Skilled nursing facility benefits are not automatically granted after a three-day hospital stay, one must be recovering and meet certain criteria. The patient must actively participate in skilled services. If the patient cannot or will not participate, Medicare will not cover the SNF charges. Benefits for SNF services last up to 100 days. The catch is that Medicare decides how many of those 100 days will be covered. A family member may believe that their loved one in a SNF is not well enough to come home, but if Medicare determines otherwise, coverage ends. The patient has the right to challenge Medicare’s determination to discharge but that rarely adds more than a few days of coverage, not weeks. It is at this point that the patient must begin spending their life savings to remain in a SNF facility until they are poor enough to qualify for Medicaid… assuming they do not have a Long-Term Care policy.

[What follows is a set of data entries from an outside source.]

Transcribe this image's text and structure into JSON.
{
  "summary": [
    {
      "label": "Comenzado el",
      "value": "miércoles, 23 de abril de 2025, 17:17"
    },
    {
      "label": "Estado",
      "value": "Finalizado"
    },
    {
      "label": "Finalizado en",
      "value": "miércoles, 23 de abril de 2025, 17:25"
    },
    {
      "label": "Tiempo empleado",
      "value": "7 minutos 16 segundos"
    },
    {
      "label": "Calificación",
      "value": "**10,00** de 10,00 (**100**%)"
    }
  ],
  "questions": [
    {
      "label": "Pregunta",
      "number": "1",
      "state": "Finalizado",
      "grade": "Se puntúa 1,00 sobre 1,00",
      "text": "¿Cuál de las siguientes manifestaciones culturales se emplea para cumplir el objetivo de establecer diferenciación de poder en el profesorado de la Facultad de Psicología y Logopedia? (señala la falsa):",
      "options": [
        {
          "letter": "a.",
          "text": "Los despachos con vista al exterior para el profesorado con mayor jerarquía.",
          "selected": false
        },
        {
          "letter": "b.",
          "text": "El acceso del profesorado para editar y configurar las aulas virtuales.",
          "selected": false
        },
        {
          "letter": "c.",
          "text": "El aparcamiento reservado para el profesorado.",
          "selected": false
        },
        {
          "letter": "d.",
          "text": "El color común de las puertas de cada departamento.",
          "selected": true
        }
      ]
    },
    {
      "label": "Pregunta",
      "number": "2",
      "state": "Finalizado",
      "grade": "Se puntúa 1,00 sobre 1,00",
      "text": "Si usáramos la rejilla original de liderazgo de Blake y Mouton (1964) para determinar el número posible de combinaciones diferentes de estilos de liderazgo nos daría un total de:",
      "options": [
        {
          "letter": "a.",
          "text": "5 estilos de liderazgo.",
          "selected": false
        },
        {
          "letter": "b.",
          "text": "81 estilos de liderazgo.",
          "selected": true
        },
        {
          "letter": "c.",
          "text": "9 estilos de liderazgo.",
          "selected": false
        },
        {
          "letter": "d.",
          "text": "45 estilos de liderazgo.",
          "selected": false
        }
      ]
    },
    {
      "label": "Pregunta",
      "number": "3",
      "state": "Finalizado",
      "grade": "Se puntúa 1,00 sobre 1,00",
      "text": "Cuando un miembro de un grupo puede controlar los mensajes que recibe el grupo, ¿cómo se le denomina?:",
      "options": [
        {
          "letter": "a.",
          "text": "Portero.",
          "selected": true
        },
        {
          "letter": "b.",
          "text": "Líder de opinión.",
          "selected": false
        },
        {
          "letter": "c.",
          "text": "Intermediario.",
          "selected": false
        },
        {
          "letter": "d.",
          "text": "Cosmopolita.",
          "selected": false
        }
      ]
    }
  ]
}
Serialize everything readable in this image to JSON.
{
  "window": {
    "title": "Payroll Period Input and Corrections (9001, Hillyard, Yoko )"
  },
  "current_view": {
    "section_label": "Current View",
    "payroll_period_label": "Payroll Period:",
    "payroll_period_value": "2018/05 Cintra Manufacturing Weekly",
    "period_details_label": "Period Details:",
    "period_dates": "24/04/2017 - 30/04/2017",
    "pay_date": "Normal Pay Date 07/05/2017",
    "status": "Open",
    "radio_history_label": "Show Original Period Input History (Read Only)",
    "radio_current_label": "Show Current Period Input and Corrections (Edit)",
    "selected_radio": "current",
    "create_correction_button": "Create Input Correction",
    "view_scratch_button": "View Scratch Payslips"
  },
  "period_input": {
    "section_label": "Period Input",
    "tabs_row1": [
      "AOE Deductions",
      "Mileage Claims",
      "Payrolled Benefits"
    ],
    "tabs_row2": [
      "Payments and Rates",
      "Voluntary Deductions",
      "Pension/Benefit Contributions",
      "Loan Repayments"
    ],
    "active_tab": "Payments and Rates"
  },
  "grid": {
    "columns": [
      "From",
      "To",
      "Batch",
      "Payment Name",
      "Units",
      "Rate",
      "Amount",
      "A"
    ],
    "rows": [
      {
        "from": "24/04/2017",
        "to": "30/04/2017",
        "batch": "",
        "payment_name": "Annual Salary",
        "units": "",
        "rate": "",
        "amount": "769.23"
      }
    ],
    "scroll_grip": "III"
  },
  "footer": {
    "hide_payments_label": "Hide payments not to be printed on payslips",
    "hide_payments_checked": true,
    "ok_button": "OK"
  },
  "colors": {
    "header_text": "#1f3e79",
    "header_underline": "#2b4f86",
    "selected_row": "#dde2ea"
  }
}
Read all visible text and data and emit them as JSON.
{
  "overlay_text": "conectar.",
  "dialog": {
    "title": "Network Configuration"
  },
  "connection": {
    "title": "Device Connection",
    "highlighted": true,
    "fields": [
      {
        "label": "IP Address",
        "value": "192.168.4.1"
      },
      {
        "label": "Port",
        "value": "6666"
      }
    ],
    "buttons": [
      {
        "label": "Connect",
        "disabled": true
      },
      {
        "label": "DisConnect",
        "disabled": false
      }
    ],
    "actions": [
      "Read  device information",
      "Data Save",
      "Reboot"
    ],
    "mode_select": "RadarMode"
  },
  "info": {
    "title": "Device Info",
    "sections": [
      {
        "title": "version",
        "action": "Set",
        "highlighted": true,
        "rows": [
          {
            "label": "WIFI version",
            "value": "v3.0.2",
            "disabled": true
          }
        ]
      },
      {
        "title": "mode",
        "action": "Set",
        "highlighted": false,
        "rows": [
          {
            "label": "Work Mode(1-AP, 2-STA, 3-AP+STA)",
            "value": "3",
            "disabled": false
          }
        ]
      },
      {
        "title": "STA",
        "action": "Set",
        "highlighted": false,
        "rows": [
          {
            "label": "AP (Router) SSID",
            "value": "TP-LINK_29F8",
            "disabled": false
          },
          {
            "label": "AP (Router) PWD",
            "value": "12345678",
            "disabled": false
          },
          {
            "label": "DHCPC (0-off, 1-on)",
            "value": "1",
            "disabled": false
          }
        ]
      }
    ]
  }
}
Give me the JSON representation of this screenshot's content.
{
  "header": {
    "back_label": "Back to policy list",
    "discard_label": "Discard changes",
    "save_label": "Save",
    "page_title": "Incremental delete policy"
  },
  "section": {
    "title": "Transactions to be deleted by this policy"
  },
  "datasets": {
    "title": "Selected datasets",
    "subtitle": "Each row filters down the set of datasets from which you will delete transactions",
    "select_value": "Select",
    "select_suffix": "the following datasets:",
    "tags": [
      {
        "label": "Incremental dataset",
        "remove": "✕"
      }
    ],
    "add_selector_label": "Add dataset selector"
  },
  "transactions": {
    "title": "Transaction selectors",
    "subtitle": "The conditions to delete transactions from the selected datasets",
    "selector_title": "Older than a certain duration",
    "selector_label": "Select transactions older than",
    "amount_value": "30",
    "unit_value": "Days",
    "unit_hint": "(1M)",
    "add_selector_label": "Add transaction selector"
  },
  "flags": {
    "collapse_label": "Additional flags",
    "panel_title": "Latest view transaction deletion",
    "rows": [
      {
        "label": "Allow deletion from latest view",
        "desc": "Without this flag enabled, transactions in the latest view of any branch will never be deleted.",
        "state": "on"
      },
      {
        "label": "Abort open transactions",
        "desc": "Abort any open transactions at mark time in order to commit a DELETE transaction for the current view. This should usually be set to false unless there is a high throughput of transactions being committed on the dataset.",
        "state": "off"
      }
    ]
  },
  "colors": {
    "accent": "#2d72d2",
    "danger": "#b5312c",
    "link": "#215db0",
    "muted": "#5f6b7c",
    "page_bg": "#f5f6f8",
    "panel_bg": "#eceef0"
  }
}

Medicare will cover the first twenty days in a SNF, after that the patient pays $200 a day. The Senior Security Plan G from Blue Cross Blue Shield of Arizona covers the $200 a day charge. Any Plan G Medicare supplement will cover the $200 daily charge, as all plan G’s must offer identical coverage. When shopping for a Medicare supplement plan you only need to compare price and company reputation.

If a patient qualifies for the full 100 days of SNF benefits, coverage will end after the 100 days until a new benefit period begins. A new benefit period begins after 60 days of being facility-free, or, if remaining in a SNF, the patient or their LTC carrier pays for the SNF during the 60 days. After the 60 days the patient qualifies for another 100 days after a new hospital admission.

Being readmitted to a hospital after a SNF stay is very expensive and Medicare will scrutinize the claims. Another drawback for the patient is that they will likely lose their spot at the SNF while in the hospital and forced to find another SNF after discharge from the hospital. Many LTC policies cover the cost of holding the SNF bed while the patient is in the hospital.